Health and care experience cross sectional survey 2022
A graph of religious denominated with 42% noting no religion, 32% Church of Scotland, 14% Roman Catholic.

Health and Social Care Workforce

Health and Social Care staff experience survey 2022 - cross sectional data.
What religion, religious denomination or body do you belong to? 2021 2022 Movement 2021- 2022 (Percentage points)
None 50% 52% +2
Church of Scotland 21% 20% -1
Roman Catholic 14% 14% 0
Other Christian 4% 4% 0
Muslim 1% 1% 0
Hindu <1% <1% 0
Buddhist <1% <1% 0
Sikh <1% <1% 0
Jewish <1% <1% 0
Pagan <1% <1% 0
Another religion or body 1% 1% 0
No Answer Given 7% 7% 0

Differential Impacts

There are no impacts of the removal of this temporary policy (the removal of the line of guidance “Staff, visitors and those receiving care and support may choose to wear a mask and this should be supported”) on those in the Religion or Belief protected characteristic group noted.

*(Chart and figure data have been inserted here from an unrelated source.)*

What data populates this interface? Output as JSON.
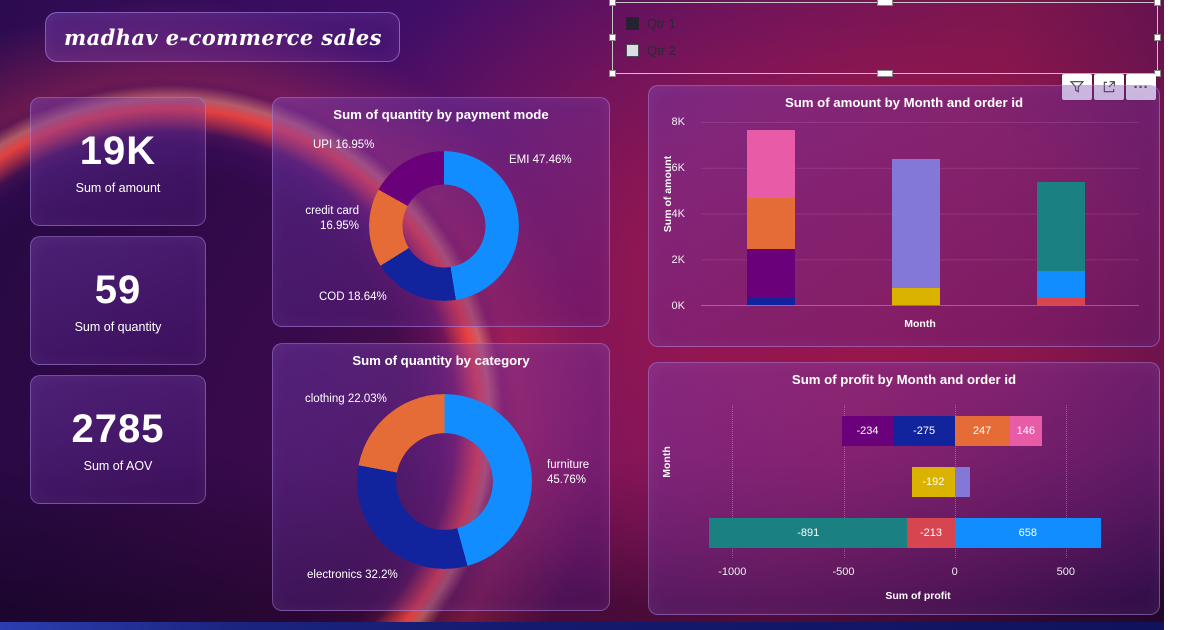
{
  "page": {
    "title": "madhav e-commerce sales"
  },
  "slicer": {
    "items": [
      {
        "label": "Qtr 1",
        "checked": true
      },
      {
        "label": "Qtr 2",
        "checked": false
      }
    ]
  },
  "toolbar": {
    "filter": "filter",
    "focus": "focus-mode",
    "more_glyph": "···"
  },
  "kpis": [
    {
      "value": "19K",
      "label": "Sum of amount"
    },
    {
      "value": "59",
      "label": "Sum of quantity"
    },
    {
      "value": "2785",
      "label": "Sum of AOV"
    }
  ],
  "colors": {
    "blue": "#118DFF",
    "navy": "#12239E",
    "orange": "#E66C37",
    "dark_purple": "#6B007B",
    "pink": "#E85BA7",
    "lavender": "#8377D8",
    "yellow": "#D9B300",
    "teal": "#1B8082",
    "red": "#D64550"
  },
  "chart_data": [
    {
      "id": "payment_donut",
      "type": "pie",
      "title": "Sum of quantity by payment mode",
      "labels": [
        "EMI",
        "COD",
        "credit card",
        "UPI"
      ],
      "values": [
        47.46,
        18.64,
        16.95,
        16.95
      ],
      "display_labels": [
        "EMI 47.46%",
        "COD 18.64%",
        "credit card 16.95%",
        "UPI 16.95%"
      ],
      "colors": [
        "#118DFF",
        "#12239E",
        "#E66C37",
        "#6B007B"
      ],
      "legend": "none"
    },
    {
      "id": "category_donut",
      "type": "pie",
      "title": "Sum of quantity by category",
      "labels": [
        "furniture",
        "electronics",
        "clothing"
      ],
      "values": [
        45.76,
        32.21,
        22.03
      ],
      "display_labels": [
        "furniture 45.76%",
        "electronics 32.2%",
        "clothing 22.03%"
      ],
      "colors": [
        "#118DFF",
        "#12239E",
        "#E66C37"
      ],
      "legend": "none"
    },
    {
      "id": "amount_by_month",
      "type": "bar",
      "title": "Sum of amount by Month and order id",
      "xlabel": "Month",
      "ylabel": "Sum of amount",
      "ylim": [
        0,
        8000
      ],
      "yticks": [
        "8K",
        "6K",
        "4K",
        "2K",
        "0K"
      ],
      "bars": [
        {
          "segments": [
            {
              "value": 300,
              "color": "#12239E"
            },
            {
              "value": 2150,
              "color": "#6B007B"
            },
            {
              "value": 2250,
              "color": "#E66C37"
            },
            {
              "value": 2950,
              "color": "#E85BA7"
            }
          ]
        },
        {
          "segments": [
            {
              "value": 750,
              "color": "#D9B300"
            },
            {
              "value": 5650,
              "color": "#8377D8"
            }
          ]
        },
        {
          "segments": [
            {
              "value": 300,
              "color": "#D64550"
            },
            {
              "value": 1200,
              "color": "#118DFF"
            },
            {
              "value": 3900,
              "color": "#1B8082"
            }
          ]
        }
      ]
    },
    {
      "id": "profit_by_month",
      "type": "bar",
      "title": "Sum of profit by Month and order id",
      "xlabel": "Sum of profit",
      "ylabel": "Month",
      "xlim": [
        -1150,
        820
      ],
      "xticks": [
        -1000,
        -500,
        0,
        500
      ],
      "rows": [
        {
          "segments": [
            {
              "value": -234,
              "color": "#6B007B",
              "label": "-234"
            },
            {
              "value": -275,
              "color": "#12239E",
              "label": "-275"
            },
            {
              "value": 247,
              "color": "#E66C37",
              "label": "247"
            },
            {
              "value": 146,
              "color": "#E85BA7",
              "label": "146"
            }
          ]
        },
        {
          "segments": [
            {
              "value": -192,
              "color": "#D9B300",
              "label": "-192"
            },
            {
              "value": 68,
              "color": "#8377D8",
              "label": ""
            }
          ]
        },
        {
          "segments": [
            {
              "value": -891,
              "color": "#1B8082",
              "label": "-891"
            },
            {
              "value": -213,
              "color": "#D64550",
              "label": "-213"
            },
            {
              "value": 658,
              "color": "#118DFF",
              "label": "658"
            }
          ]
        }
      ]
    }
  ]
}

Marriage And Civil Partnership

(the Scottish Government does not require assessment against this protected characteristic unless the policy or practice relates to work, for example HR policies and practices - refer to Definitions of Protected Characteristics document for details)

Background

The numbers of marriages and civil partnerships in Scotland in 2019 are as follows:

Number of marriages: 26,007

Partnerships: 83

Male partnerships: 50

Female partnership: 33

Source: Data Tables | National Records of Scotland

Evidence / data

No data available for social care workforce or service users

Differential Impacts

There are no impacts of the removal of this temporary policy (the removal of the line of guidance “Staff, visitors and those receiving care and support may choose to wear a mask and this should be supported”) on those in the Marriage and Civil Partnership protected characteristic group noted.